Vítor Esperança Vítor Esperança

Se a reflexão da imagem é um fenómeno físico natural, usualmente observado em superfícies planas associadas a águas calmas, o espelho é uma invenção do Homem.
O espelho foi criado para refletir a nossa imagem, sempre que quiséssemos.
Sabemos que a devolução da imagem pode ser distorcida, conforme a curvatura da superfície refletora, mas não é desse tipo de espelhos que aqui quero falar. É o normal e plano espelho que me importa.
O espelho não reflete apenas a imagem. Reflete o próprio Homem.
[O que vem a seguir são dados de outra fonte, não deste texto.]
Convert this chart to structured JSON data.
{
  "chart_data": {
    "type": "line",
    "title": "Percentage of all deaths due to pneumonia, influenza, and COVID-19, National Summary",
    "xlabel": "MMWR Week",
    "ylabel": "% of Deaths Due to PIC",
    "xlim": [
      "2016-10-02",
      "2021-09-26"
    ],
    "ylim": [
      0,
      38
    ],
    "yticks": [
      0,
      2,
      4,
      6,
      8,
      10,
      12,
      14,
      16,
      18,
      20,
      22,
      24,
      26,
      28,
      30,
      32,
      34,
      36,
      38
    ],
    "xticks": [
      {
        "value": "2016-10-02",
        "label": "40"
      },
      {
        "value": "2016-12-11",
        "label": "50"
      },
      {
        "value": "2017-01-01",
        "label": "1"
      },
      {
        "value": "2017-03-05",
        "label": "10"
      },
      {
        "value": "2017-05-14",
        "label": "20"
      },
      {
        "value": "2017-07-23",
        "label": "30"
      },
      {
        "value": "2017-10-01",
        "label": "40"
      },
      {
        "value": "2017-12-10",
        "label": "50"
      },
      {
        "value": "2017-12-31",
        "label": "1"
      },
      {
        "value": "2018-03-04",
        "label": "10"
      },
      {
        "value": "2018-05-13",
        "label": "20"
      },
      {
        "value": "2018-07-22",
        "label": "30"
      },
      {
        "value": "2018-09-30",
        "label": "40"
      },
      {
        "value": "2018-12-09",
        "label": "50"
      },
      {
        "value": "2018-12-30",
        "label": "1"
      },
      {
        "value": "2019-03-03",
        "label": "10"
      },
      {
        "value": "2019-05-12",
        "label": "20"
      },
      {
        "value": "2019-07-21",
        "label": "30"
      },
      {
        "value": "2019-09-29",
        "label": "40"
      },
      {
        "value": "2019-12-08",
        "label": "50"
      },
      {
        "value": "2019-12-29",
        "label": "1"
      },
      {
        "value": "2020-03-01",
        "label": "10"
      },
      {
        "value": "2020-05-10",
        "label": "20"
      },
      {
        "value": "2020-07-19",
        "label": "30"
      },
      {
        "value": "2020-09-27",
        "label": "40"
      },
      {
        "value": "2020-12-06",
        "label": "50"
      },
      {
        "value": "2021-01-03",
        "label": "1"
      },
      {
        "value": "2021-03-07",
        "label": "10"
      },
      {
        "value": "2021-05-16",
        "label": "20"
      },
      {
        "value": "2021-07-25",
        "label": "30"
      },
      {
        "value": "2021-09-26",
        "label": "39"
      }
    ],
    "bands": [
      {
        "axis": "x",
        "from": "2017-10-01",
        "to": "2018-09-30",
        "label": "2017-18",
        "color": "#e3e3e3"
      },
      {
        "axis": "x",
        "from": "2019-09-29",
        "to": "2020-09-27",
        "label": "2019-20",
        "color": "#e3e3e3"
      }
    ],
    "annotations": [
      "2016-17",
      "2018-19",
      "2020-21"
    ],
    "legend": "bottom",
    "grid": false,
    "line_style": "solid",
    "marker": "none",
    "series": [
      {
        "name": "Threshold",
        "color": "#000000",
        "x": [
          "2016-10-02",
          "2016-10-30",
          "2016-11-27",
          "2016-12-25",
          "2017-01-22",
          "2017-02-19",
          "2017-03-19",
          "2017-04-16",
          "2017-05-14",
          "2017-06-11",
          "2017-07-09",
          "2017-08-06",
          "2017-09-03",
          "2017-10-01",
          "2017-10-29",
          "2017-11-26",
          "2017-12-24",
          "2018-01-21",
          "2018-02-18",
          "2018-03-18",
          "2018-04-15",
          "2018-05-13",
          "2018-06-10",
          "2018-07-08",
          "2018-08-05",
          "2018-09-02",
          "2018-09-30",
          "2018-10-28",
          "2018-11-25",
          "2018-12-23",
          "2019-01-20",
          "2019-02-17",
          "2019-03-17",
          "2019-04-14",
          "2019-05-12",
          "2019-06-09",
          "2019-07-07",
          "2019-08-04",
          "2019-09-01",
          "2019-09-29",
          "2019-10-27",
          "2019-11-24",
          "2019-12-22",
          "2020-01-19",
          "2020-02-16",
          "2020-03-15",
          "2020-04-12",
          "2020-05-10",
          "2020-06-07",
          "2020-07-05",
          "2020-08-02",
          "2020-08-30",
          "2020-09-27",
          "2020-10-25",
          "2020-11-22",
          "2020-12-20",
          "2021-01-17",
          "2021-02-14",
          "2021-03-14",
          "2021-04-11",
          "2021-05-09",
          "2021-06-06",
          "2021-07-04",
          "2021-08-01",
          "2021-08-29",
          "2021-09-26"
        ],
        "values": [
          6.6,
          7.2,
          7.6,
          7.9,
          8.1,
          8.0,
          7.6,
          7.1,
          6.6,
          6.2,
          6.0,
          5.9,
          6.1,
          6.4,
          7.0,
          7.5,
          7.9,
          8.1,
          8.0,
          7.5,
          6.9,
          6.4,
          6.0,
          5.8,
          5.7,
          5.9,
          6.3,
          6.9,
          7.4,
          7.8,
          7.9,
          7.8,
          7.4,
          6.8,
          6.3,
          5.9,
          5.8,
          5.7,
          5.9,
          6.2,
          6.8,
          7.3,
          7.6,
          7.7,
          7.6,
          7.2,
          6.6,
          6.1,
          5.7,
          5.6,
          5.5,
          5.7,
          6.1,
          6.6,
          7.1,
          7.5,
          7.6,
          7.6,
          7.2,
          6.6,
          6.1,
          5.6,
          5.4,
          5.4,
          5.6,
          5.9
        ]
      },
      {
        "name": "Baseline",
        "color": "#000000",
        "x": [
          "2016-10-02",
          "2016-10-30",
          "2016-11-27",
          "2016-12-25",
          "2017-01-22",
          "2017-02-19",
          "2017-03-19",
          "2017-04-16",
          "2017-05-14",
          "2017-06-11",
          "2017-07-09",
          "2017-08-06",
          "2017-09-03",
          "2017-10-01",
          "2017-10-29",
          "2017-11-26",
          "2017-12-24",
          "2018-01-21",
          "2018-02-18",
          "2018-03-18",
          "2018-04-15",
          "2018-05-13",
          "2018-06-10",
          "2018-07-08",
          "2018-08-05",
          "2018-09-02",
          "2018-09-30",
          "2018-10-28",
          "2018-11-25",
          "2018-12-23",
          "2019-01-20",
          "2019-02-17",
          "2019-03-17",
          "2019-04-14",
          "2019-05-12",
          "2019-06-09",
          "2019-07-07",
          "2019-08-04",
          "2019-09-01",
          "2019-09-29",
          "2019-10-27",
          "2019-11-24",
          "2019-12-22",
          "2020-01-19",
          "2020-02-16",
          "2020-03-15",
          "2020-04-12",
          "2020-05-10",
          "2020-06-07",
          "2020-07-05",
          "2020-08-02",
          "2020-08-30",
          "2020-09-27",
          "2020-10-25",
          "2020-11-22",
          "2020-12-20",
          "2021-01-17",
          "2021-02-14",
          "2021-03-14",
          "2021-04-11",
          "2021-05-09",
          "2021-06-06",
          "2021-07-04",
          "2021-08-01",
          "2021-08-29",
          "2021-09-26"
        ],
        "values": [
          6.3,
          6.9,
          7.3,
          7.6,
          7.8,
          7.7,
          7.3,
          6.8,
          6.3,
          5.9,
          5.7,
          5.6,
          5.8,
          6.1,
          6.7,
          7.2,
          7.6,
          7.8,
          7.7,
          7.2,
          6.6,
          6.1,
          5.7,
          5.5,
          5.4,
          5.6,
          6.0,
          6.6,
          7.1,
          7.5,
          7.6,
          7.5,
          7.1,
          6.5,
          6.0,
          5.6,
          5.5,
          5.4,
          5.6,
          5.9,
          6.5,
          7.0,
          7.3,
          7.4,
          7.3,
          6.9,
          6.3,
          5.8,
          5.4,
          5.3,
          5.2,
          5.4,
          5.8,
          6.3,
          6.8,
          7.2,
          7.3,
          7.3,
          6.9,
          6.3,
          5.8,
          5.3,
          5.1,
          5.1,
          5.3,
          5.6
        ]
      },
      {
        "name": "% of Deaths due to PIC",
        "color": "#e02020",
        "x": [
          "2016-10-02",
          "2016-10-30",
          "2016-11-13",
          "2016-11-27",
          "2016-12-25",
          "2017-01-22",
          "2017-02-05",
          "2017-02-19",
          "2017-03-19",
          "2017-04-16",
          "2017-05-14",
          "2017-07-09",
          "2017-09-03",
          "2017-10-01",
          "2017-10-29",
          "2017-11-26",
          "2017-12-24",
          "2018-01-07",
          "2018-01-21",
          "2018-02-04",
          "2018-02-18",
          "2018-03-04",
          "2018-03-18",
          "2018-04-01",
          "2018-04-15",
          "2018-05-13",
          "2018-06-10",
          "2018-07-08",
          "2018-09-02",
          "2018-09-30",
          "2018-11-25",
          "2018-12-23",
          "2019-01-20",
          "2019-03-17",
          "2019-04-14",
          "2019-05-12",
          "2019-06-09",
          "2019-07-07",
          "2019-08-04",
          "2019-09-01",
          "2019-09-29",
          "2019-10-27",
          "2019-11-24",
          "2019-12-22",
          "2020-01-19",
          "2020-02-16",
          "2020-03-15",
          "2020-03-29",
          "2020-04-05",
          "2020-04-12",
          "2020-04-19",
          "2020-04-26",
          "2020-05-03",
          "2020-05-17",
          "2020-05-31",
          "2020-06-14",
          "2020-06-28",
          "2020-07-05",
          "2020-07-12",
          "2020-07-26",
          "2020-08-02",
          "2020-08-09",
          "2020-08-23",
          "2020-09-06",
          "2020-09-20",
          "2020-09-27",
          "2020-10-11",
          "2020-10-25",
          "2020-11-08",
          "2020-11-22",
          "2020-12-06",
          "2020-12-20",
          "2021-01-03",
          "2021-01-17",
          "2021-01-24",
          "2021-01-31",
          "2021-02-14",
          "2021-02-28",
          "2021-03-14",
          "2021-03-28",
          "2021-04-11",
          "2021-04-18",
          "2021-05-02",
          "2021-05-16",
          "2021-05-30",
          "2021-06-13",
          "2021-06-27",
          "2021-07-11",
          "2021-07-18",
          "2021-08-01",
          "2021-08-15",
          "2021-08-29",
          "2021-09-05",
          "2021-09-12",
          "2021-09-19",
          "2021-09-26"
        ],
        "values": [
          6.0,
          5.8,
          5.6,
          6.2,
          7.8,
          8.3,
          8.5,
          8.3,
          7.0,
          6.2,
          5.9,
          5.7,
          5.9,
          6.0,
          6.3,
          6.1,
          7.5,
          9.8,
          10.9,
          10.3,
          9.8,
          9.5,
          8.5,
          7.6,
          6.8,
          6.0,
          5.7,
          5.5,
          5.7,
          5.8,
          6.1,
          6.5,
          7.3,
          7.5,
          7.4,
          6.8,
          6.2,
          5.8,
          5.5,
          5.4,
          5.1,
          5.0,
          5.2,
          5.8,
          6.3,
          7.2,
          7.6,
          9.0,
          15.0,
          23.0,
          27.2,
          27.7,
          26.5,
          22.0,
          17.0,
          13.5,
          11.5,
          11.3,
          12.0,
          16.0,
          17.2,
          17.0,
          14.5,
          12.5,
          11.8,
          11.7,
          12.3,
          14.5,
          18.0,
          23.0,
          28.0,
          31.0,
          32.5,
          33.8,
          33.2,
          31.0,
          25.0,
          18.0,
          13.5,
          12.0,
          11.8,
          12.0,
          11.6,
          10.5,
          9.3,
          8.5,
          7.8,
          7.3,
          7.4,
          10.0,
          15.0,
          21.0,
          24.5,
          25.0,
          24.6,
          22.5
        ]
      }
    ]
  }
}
É instrumento fabuloso que deu origem a lendárias estórias.
Todos sabemos olharmo-nos ao espelho e com ele estabelecemos diálogos interiores, mais ou menos profundos, maioritariamente superficiais. Gostamos de nos ver bem e bonitos, o que nem sempre acontece apesar de sermos a mesma pessoa. Os adornos e cosméticas com que escondemos o que não queremos ver e realçamos o que queremos mostrar é conseguido com ajuda do espelho. A superficialidade de uma observação pode contudo dar origem a análise mais cuidada. Tocamo-nos ali, retocamo-nos mais ao lado, mudamos de adorno e de posição, mudamos inclusivamente a ideia de que fazemos de nós.
Extraordinário instrumento que nos permite pensar para nós. Que grande oportunidade nos dá o espelho para um monólogo. Quantas vezes se olharam para dentro, apenas fixando a vista no vosso próprio olhar?
Poucas!
Perde muito quem não o faz. Sofre muito quem o não consegue fazer.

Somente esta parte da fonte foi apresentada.